Wycoff never fired his gun in the line of duty. Like many good detectives, he solved cases mostly by talking, especially to suspects. A religious man, he drew partly on his faith to provide a sympathetic ear even to perpetrators of terrible crimes.

"And he genuinely cared," Coonce said. "He wasn't faking it."

In later years, Wycoff only collected a part-time paycheck. But he still went out to investigate late-night robberies and homicides. Yet when that happened, he'd still show up early the next morning, walking around singing church hymns and engaging the younger officers with a steady stream of chatter. It was said that he could talk for a half hour on a wrong number.

Born in 1936 to a family hounded across the country by the Great Depression, Wycoff grew up keenly aware of human frailty and determined to defend people from suffering.
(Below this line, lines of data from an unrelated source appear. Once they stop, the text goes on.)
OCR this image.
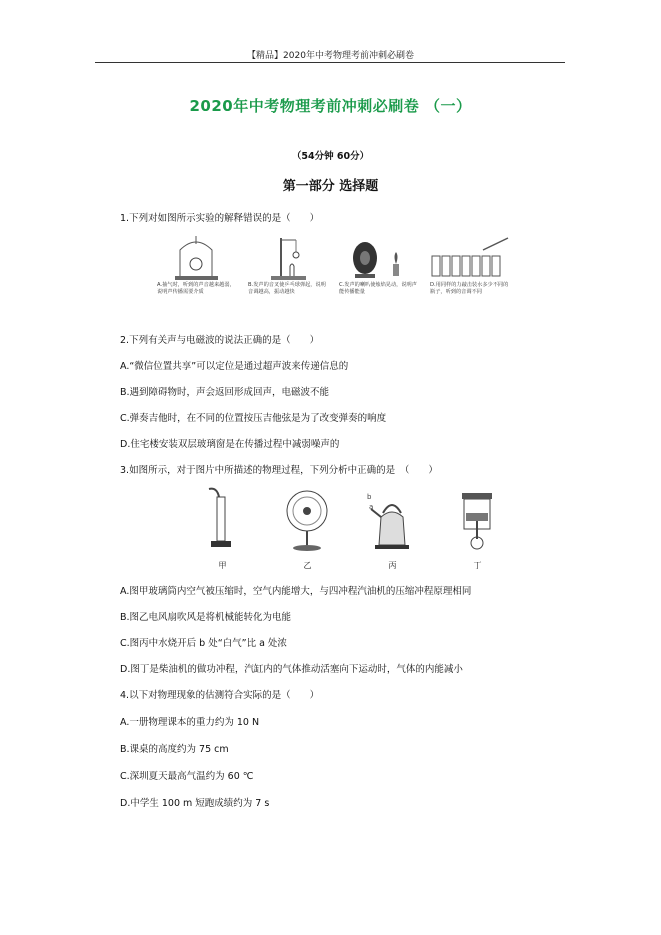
【精品】2020年中考物理考前冲刺必刷卷
2020年中考物理考前冲刺必刷卷 （一）
（54分钟 60分）
第一部分 选择题
1.下列对如图所示实验的解释错误的是（　　）
A.抽气时，听到的声音越来越弱，说明声传播需要介质
B.发声的音叉使乒乓球弹起，说明音调越高，振动越快
C.发声的喇叭使烛焰晃动，说明声能传播能量
D.用同样的力敲击装水多少不同的瓶子，听到的音调不同
2.下列有关声与电磁波的说法正确的是（　　）
A.“微信位置共享”可以定位是通过超声波来传递信息的
B.遇到障碍物时，声会返回形成回声，电磁波不能
C.弹奏吉他时，在不同的位置按压吉他弦是为了改变弹奏的响度
D.住宅楼安装双层玻璃窗是在传播过程中减弱噪声的
3.如图所示，对于图片中所描述的物理过程，下列分析中正确的是　（　　）
甲	乙
b
a
丙	丁
A.图甲玻璃筒内空气被压缩时，空气内能增大，与四冲程汽油机的压缩冲程原理相同
B.图乙电风扇吹风是将机械能转化为电能
C.图丙中水烧开后 b 处“白气”比 a 处浓
D.图丁是柴油机的做功冲程，汽缸内的气体推动活塞向下运动时，气体的内能减小
4.以下对物理现象的估测符合实际的是（　　）
A.一册物理课本的重力约为 10 N
B.课桌的高度约为 75 cm
C.深圳夏天最高气温约为 60 ℃
D.中学生 100 m 短跑成绩约为 7 s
An attack of polio in his childhood left his feet malformed.

He got married after graduating from Raytown High School. He and his wife, Ina, had three children. The year 1964 found Wycoff working behind the meat counter at Milgram's grocery store in Lee's Summit, where he found a talent for catching shoplifters. He helped prosecute a woman notorious for walking out of department stores wearing up to three men's suits at a time.

Wycoff worked stints at the Jackson County sheriff's office and a few other agencies. He served for two years as chief of police of Lake Lotawana. He spent the greater part of his career with the Lee's Summit Police Department, where he wrote a history of the major crimes he helped investigate. That included a bizarre arson and murder from the 1970s, where police found a woman burned to death while seated on a riding mower in her garage.

Detectives initially ruled the death an accident but changed their minds a few years later when the woman's estranged husband killed his second wife. The husband was caught staging a scene to make it appear as if an intruder committed the second crime. He had kidnapped a man and kept him overnight in the trunk of a car, planning to set him up and shoot him as a supposed intruder.

Wycoff helped investigate the bombing of developer Miller Nichols' home in Mission Hills on April 10, 1970. The four young men indicted in the case included a substitute teacher and a University of Kansas student with links to the 1960s radical group Students for a Democratic Society.

In Claycomo, Wycoff found a niche on a small force that could benefit from his experience. The department today has about 15 officers, and only nine of those, including Coonce, are full time.

As recently as last summer, Wycoff's son, Robin Wycoff Jr., found his father too busy to go fishing. The detective was in the middle of a child abuse case, he said.

Even in the hospital, sick with lung cancer, officers called him for advice - partly because they needed it, and partly to keep Wycoff involved as much as possible. He died on Sept. 14.

"He wouldn't quit," said Ina Wycoff. "I tried to get him to quit several times. He always said that the only way he was going to leave was either kicking and screaming, or on a gurney."